The reason we still observe this “saving” time: Congress thought Daylight Saving Time (DST) would conserve energy during World War I. The first country to install this saving time was Germany in 1916 with this one-hour difference, mainly to save energy.
However, earlier than that, DST was first observed in Canada. In 1908, the residents of Port Arthur, Ontario, today’s Thunder Bay, came up with the idea to turn their clocks forward by one hour and thereby were the first area to do so to see daylight “earlier” in the day.
Other locations in Canada followed suit: Regina in Saskatchewan in 1914, then the cities of Winnipeg and Brandon in Manitoba in 1916. Note that both are major agricultural areas. According to the April 3, 1916, edition of the Manitoba Free Press, Daylight Saving Time in Regina “proved so popular that by law it now brings it into effect automatically.”
Proponents of the new way of keeping time said we could make better use of natural daylight by moving clocks forward an hour, which reduced the need for artificial lighting and therefore conserved fuel. After being repealed after World War I in the United States, the practice was reintroduced during World War II and later standardized nationwide by the Uniform Time Act of 1966.
Almost from the first, opposing monkeying with time were farmers everywhere in Germany and in the USA. It ran against human (and animal) nature, like pigs, and cows, who wanted to be milked twice daily at the same time.
Another group always vocal about Daylight Saving Time are parents, who find children in school often having to mount school buses in the dark.
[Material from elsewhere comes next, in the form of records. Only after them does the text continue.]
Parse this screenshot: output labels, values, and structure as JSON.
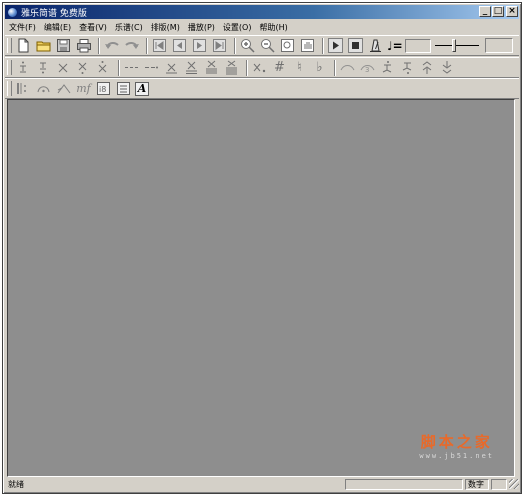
{
  "window": {
    "title": "雅乐简谱 免费版",
    "minimize_label": "_",
    "maximize_label": "□",
    "close_label": "×"
  },
  "menu": [
    {
      "label": "文件(F)"
    },
    {
      "label": "编辑(E)"
    },
    {
      "label": "查看(V)"
    },
    {
      "label": "乐谱(C)"
    },
    {
      "label": "排版(M)"
    },
    {
      "label": "播放(P)"
    },
    {
      "label": "设置(O)"
    },
    {
      "label": "帮助(H)"
    }
  ],
  "toolbar1": {
    "tempo_prefix": "♩="
  },
  "toolbar2": {
    "accidentals": [
      "#",
      "♮",
      "♭"
    ]
  },
  "toolbar3": {
    "dynamic_label": "mf",
    "text_tool_label": "A"
  },
  "watermark": {
    "title": "脚本之家",
    "url": "www.jb51.net"
  },
  "statusbar": {
    "status_text": "就绪",
    "num_indicator": "数字"
  }
}
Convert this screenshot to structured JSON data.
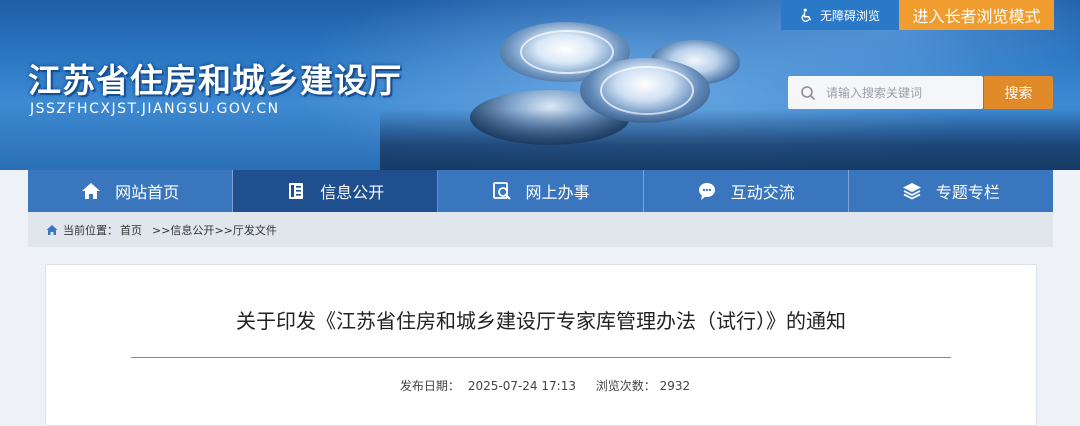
{
  "site": {
    "title": "江苏省住房和城乡建设厅",
    "domain": "JSSZFHCXJST.JIANGSU.GOV.CN"
  },
  "top_links": {
    "accessibility": "无障碍浏览",
    "elder_mode": "进入长者浏览模式"
  },
  "search": {
    "placeholder": "请输入搜索关键词",
    "button": "搜索"
  },
  "nav": {
    "items": [
      {
        "label": "网站首页",
        "icon": "home-icon"
      },
      {
        "label": "信息公开",
        "icon": "document-icon"
      },
      {
        "label": "网上办事",
        "icon": "service-icon"
      },
      {
        "label": "互动交流",
        "icon": "chat-icon"
      },
      {
        "label": "专题专栏",
        "icon": "layers-icon"
      }
    ],
    "active_index": 1
  },
  "breadcrumb": {
    "prefix": "当前位置：",
    "items": [
      "首页",
      ">>信息公开",
      ">>厅发文件"
    ]
  },
  "article": {
    "title": "关于印发《江苏省住房和城乡建设厅专家库管理办法（试行）》的通知",
    "publish_label": "发布日期：",
    "publish_date": "2025-07-24 17:13",
    "views_label": "浏览次数：",
    "views": "2932"
  },
  "colors": {
    "nav_bg": "#3a76bd",
    "nav_active": "#1f4f8f",
    "accent_orange": "#f19c2f"
  }
}
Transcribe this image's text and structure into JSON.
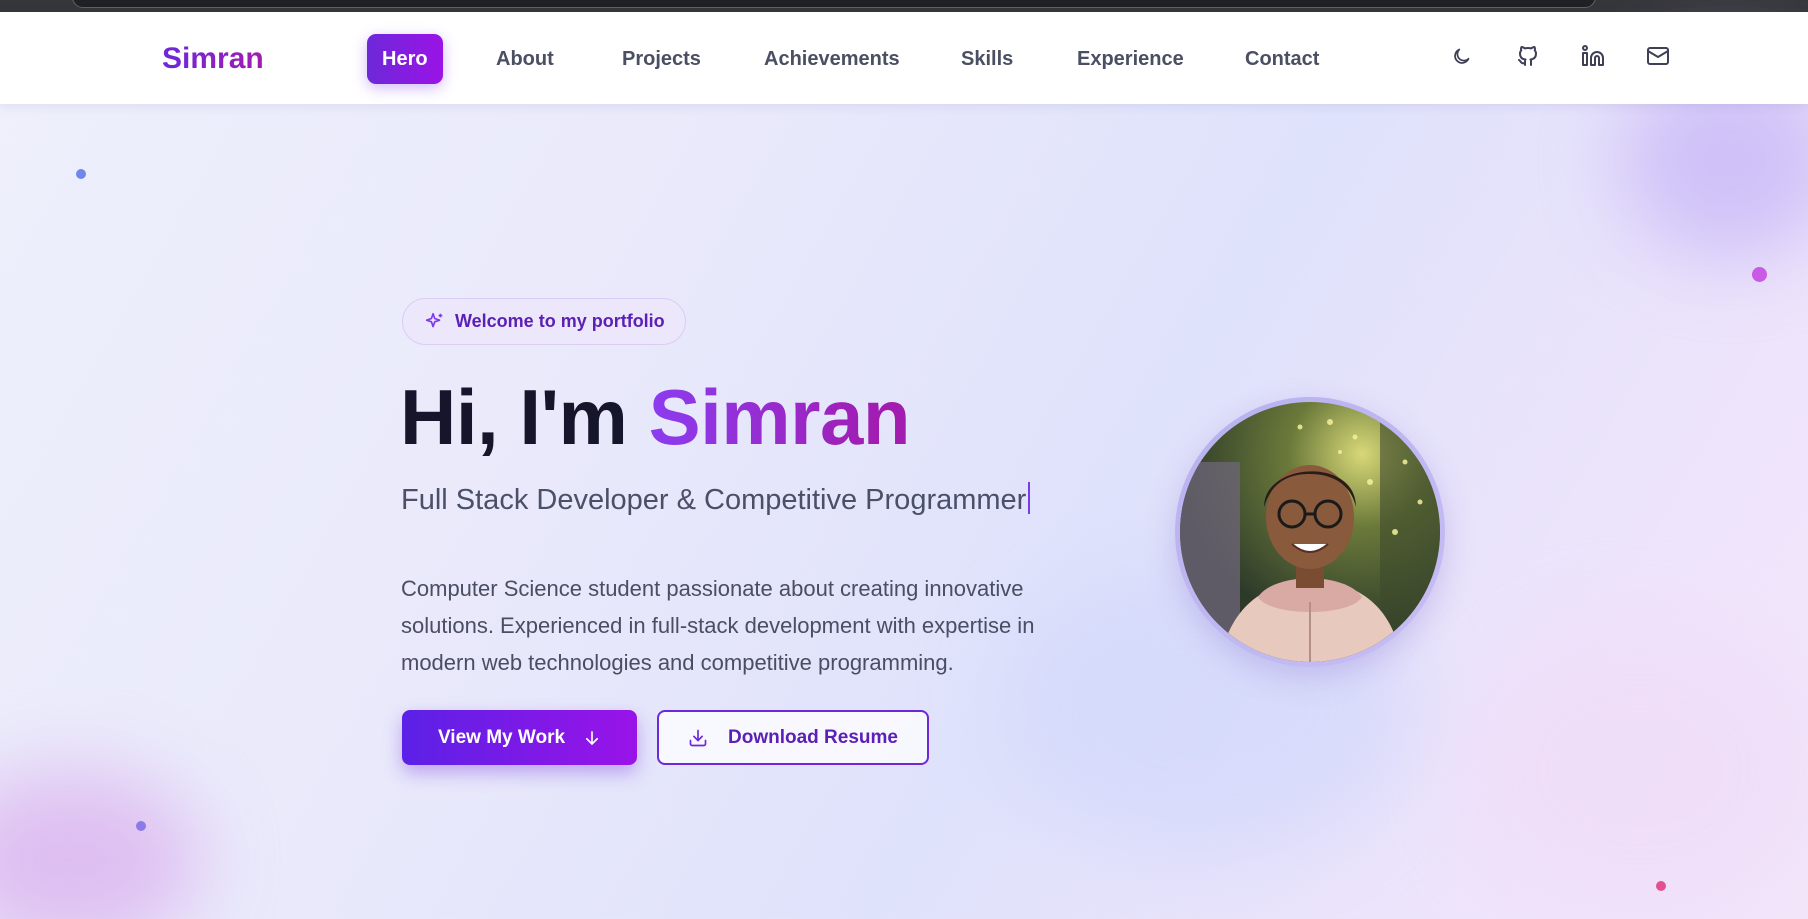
{
  "brand": {
    "name": "Simran"
  },
  "nav": {
    "items": [
      {
        "label": "Hero",
        "active": true
      },
      {
        "label": "About",
        "active": false
      },
      {
        "label": "Projects",
        "active": false
      },
      {
        "label": "Achievements",
        "active": false
      },
      {
        "label": "Skills",
        "active": false
      },
      {
        "label": "Experience",
        "active": false
      },
      {
        "label": "Contact",
        "active": false
      }
    ],
    "icons": [
      "moon-icon",
      "github-icon",
      "linkedin-icon",
      "mail-icon"
    ]
  },
  "hero": {
    "badge": "Welcome to my portfolio",
    "greeting": "Hi, I'm",
    "name": "Simran",
    "subtitle": "Full Stack Developer & Competitive Programmer",
    "description": "Computer Science student passionate about creating innovative solutions. Experienced in full-stack development with expertise in modern web technologies and competitive programming.",
    "primary_button": "View My Work",
    "secondary_button": "Download Resume"
  },
  "colors": {
    "accent": "#7c3aed",
    "accent_gradient_end": "#a21caf",
    "text_dark": "#15152b"
  }
}
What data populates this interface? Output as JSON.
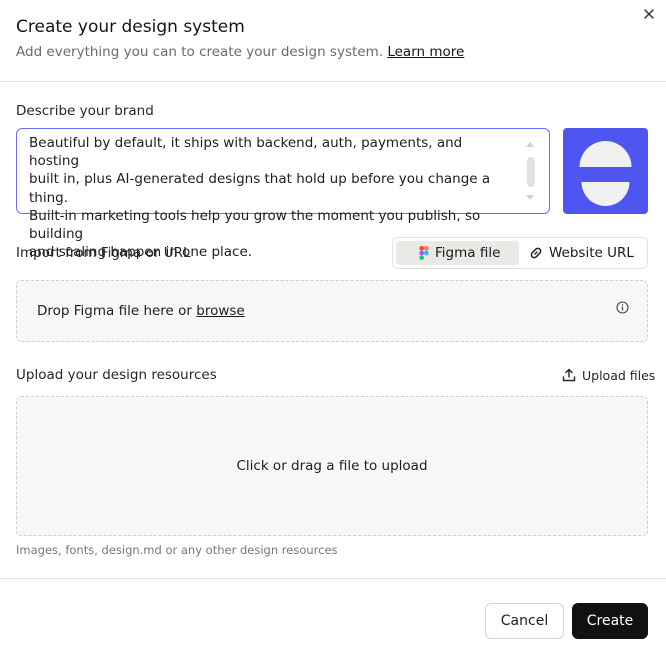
{
  "dialog": {
    "title": "Create your design system",
    "subtitle": "Add everything you can to create your design system.",
    "learn_more": "Learn more"
  },
  "brand": {
    "label": "Describe your brand",
    "description": "Beautiful by default, it ships with backend, auth, payments, and hosting\nbuilt in, plus AI-generated designs that hold up before you change a thing.\nBuilt-in marketing tools help you grow the moment you publish, so building\nand scaling happen in one place.",
    "logo_color": "#4f55f0"
  },
  "import": {
    "label": "Import from Figma or URL",
    "tabs": [
      {
        "label": "Figma file",
        "icon": "figma-icon",
        "active": true
      },
      {
        "label": "Website URL",
        "icon": "link-icon",
        "active": false
      }
    ],
    "drop_text": "Drop Figma file here or",
    "browse": "browse"
  },
  "resources": {
    "label": "Upload your design resources",
    "upload_files": "Upload files",
    "drop_text": "Click or drag a file to upload",
    "hint": "Images, fonts, design.md or any other design resources"
  },
  "footer": {
    "cancel": "Cancel",
    "create": "Create"
  },
  "colors": {
    "primary_button": "#111111",
    "focus_border": "#6b6bff"
  }
}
That’s a strong lobby, so far, to little avail.
As an experiment, between January 1974 and April 1975, the entire United States went on Daylight Saving Time year-round to “combat the energy crisis.” Nobody liked it, so we went back to observing Daylight Savings Time again. Since then, there has been no tinkering with the time.
It is our Congress which establishes how we observe time. Years ago, mainly at the insistence of the railroads, Congress instituted time zones, which are reasonable designations. After all, there’s a vast amount of time between when the sun peeks over the horizon on the East and West Coast. We’ve measured it, and it’s three hours!
So, OK time zones. And OK a standard time in each area of the country.
But OK switching back and forth twice a year for what is obviously a small return? Is it worth it?
In all reasonableness, it seems today that Daylight Saving Time is rather useless. If you are a proponent of not changing the clocks twice a year, let your Congressman know. If enough of us shout out, perhaps we can get rid of this useless institution.